A year after our 2012 House of Debt report, we revisit the ten corporate groups featured in our earlier report. Over the past year, debt levels at these groups have risen by 15% year-on-year even as profitability continues to be under pressure. The largest increases have been at groups such as GVK, Lanco and Anil Ambani group (ADA) where the gross debt levels are up 24% y-o-y. For most of these corporate groups, the debt increase even outpaced capex. Asset sales—key for de-leveraging for most of these—have still not taken-off; only GMR and Videocon Industries Ltd have had some success on that front.
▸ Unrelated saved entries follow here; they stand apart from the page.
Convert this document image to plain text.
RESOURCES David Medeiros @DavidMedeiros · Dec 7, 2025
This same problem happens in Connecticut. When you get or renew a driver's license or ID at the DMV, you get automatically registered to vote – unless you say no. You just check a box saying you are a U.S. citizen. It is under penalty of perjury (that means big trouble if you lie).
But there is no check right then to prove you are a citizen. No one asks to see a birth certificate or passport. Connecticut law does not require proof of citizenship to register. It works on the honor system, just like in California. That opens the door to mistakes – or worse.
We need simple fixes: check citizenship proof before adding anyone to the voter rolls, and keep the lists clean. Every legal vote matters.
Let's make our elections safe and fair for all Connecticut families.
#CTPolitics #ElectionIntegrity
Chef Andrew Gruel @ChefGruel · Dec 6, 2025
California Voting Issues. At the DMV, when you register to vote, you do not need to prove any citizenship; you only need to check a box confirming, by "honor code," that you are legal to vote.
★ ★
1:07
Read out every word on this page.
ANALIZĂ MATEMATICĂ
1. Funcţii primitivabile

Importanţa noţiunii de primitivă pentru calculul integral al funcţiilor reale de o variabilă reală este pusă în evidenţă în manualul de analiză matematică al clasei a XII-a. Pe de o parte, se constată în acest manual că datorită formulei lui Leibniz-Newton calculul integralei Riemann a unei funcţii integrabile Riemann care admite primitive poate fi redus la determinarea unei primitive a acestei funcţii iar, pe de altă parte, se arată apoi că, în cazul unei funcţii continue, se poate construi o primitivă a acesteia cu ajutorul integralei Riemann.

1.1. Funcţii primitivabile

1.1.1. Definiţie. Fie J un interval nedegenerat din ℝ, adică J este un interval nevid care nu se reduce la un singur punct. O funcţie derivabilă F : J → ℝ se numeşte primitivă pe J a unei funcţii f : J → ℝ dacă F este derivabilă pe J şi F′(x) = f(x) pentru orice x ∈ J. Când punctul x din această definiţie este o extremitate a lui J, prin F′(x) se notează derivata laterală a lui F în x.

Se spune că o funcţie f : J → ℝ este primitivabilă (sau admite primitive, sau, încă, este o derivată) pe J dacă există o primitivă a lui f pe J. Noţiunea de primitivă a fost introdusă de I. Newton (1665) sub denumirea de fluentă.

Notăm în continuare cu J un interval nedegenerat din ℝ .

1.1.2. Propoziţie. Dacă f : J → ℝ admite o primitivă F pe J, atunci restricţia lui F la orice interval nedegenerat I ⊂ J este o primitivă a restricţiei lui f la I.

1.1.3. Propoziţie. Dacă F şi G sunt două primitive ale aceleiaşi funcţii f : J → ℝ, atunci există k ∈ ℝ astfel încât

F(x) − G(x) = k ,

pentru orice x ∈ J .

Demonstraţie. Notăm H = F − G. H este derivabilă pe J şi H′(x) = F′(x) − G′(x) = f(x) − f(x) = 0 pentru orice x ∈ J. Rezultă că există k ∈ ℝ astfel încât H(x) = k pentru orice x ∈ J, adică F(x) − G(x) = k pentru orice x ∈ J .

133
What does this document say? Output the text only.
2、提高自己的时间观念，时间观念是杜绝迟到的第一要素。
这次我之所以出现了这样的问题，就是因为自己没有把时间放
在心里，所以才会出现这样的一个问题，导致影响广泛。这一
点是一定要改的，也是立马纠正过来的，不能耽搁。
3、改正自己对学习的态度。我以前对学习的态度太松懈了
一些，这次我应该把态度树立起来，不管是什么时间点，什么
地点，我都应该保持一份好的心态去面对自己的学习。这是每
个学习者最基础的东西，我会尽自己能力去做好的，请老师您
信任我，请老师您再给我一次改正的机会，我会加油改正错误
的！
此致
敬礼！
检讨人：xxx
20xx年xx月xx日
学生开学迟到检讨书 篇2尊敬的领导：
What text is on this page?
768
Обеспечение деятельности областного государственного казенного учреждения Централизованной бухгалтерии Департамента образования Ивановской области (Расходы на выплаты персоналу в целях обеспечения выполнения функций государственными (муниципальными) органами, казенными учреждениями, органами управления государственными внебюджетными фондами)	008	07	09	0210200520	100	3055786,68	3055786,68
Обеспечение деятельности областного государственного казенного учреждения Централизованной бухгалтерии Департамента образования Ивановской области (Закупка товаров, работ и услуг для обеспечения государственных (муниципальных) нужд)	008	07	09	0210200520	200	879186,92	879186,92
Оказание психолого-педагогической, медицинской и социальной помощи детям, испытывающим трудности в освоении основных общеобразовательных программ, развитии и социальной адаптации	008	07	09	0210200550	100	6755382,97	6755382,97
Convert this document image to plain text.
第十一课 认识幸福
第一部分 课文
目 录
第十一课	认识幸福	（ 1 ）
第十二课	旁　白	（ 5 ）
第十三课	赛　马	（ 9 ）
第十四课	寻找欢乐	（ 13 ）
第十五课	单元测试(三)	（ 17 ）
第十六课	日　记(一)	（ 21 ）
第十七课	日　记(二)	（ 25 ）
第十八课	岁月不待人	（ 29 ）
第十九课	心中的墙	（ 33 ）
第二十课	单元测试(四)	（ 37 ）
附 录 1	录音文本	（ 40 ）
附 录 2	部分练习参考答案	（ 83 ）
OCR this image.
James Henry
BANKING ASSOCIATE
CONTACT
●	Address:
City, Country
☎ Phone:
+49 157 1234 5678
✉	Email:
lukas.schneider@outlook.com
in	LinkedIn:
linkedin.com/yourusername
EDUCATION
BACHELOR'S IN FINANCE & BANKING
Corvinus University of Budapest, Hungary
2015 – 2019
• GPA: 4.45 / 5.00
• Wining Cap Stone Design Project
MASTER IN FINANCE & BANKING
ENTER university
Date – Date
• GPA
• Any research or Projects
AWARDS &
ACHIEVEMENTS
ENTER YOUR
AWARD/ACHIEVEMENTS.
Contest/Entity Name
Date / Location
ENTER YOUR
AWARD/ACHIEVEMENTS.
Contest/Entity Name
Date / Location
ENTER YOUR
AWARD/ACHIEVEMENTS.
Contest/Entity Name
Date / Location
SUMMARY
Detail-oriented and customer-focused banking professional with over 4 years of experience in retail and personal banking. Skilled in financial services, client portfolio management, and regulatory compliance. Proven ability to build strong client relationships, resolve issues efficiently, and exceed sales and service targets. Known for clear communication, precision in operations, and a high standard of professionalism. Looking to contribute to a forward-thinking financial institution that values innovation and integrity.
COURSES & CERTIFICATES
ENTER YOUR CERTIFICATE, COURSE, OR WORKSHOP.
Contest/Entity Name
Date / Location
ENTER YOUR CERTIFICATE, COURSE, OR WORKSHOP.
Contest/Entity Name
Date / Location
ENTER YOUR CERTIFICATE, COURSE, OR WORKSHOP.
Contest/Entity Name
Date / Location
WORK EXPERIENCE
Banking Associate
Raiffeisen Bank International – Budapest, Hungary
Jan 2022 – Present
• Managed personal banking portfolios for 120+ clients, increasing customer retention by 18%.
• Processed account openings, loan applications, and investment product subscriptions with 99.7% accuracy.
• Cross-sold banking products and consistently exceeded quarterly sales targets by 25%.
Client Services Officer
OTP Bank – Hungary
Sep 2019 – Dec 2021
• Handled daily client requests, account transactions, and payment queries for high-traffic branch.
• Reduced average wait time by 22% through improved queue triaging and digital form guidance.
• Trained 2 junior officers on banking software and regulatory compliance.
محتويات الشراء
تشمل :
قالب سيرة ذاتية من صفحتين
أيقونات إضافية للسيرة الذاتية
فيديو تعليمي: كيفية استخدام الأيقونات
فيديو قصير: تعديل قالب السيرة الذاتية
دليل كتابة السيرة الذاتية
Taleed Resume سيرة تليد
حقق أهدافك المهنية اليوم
However, despite asset sales, GMR’s debt is up 15% y-o-y. The increasing stress is visible with some loans of Lanco, JPA (Jaiprakash Associates) and Reliance ADA having already come up for restructuring.
Top ten firms’ debts continue to rise
Loans to these firms up 15% y-o-y: Over the past year, profitability at most of these groups has continued to be under pressure and their aggregate debt levels have increased.
Projects already undergoing restructuring: Lanco Infratech Ltd has already begun talks with banks for the restructuring of R75 bn of debt in the standalone business. Banks have also restructured part of the debt for Reliance Power’s 3,960 MW Sasan UMPP that is expected to commission most units in FY14. Jaiprakash Associates Ltd' R32 bn 500 MW Bina-I has undergone restructuring during the quarter, with Punjab National Bank (PNB) restructuring Rs11 bn of the loan during Q1FY14.
Asset sales will likely be key to deleveraging: While several groups have been looking to deleverage, only a couple of asset sales were successfully concluded over the past year. Even after an asset sale, GMR's debt levels have increased by 13% from R360 bn to R408 bn. While Adani Ports has sold Abbott Point asset to the promoters, it still has an outstanding corporate guarantee for $800m, as a result of which its liability hasn’t reduced significantly.